El rostro se echó atrás, apartando una mano del costado de la cabeza de ella: llevaba un trapo manchado de sangre.
—Es de su oído —le dijo el hombre—. No se preocupe, he hecho que su doctor se lo mirara y tiene el tímpano intacto. Dañado, pero intacto.
—El doctor Singh —dijo ella—. ¿Dónde está? ¿Dónde está mi gente?
El hombre la miró con severidad, pero no sin una cierta amabilidad.
—Dentro de un momento le llevaré con ellos.
Su campo de visión había empezado a ampliarse: vio el cielo azul tras el rostro y se dio cuenta de que estaba en el exterior. Notaba un suelo desigual bajo ella y vio que el hombre llevaba una chaqueta de safari y que estaba rodeado por otros hombres, que llevaban fusiles y vestían uniformes de camuflaje. Mientras se daba cuenta de lo que aquello significaba, la pasada hora volvió a ella en tromba y notó una repentina oleada de ira:
—Ustedes son la gente que nos ha atacado…
—Me temo que sí —admitió el hombre, tendiendo una mano hacia ella.
Danielle se echó hacia atrás.
—Relájese —le dijo él, volviendo a tender la mano y asiendo un pequeño artilugio negro del cinturón de ella—. Ya no va a necesitar esto.
Era el transpondedor que llevaba cada miembro del NRI para evitar que los sensores del sistema de defensa dieran la alerta con ellos y sus movimientos.
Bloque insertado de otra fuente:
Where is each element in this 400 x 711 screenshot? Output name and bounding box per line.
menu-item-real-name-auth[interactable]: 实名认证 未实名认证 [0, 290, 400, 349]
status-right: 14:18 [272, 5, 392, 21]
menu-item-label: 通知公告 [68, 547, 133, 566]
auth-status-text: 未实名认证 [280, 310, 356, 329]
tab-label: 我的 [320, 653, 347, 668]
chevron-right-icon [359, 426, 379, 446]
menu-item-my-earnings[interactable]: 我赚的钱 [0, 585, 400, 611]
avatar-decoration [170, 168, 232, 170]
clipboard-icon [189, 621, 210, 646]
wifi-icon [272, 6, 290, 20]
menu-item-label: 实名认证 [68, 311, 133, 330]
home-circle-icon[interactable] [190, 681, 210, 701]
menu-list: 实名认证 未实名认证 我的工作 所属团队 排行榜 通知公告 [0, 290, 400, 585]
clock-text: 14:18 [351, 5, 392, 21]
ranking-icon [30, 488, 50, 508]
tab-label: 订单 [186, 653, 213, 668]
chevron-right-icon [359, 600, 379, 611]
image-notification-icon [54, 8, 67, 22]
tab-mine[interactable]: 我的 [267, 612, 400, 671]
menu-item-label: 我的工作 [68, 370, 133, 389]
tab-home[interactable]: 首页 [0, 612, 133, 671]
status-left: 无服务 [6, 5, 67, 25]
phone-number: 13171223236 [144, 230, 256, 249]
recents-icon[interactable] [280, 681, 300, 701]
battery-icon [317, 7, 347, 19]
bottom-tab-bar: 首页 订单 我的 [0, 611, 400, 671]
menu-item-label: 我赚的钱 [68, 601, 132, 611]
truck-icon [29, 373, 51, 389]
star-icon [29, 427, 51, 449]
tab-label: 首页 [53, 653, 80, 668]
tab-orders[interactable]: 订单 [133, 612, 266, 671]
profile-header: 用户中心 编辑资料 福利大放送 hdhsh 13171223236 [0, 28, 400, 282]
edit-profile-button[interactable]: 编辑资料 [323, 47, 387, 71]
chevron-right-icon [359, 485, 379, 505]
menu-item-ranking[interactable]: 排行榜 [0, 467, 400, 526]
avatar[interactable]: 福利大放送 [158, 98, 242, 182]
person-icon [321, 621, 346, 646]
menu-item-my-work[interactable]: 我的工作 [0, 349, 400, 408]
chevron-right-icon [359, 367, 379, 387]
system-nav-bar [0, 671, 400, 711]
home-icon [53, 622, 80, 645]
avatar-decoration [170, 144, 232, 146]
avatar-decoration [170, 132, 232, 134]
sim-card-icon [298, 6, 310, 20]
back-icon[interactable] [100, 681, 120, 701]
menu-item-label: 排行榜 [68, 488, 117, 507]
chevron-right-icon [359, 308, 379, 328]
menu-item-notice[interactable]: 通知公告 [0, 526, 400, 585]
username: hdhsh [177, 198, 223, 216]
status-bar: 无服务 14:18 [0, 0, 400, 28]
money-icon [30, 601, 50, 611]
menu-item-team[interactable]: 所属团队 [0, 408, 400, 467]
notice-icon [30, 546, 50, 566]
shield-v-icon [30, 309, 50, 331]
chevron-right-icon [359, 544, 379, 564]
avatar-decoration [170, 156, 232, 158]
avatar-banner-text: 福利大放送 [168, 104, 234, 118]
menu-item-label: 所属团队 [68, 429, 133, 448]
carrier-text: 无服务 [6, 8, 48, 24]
El tipo se lo tiró a uno de sus hombres. Y, mientras lo hacía, ella se dio cuenta de que tenía libres las manos y los pies. Trató de ponerse en pie, como para atacarle, pero al instante se le fue la cabeza y cayó hacia delante, a cuatro patas.
—Es un efecto de la droga —le dijo el hombre—. Al parecer a usted es a quien más le ha afectado. Debería de pasársele en uno o dos minutos. Pero, claro, antes de que eso suceda la habremos atado.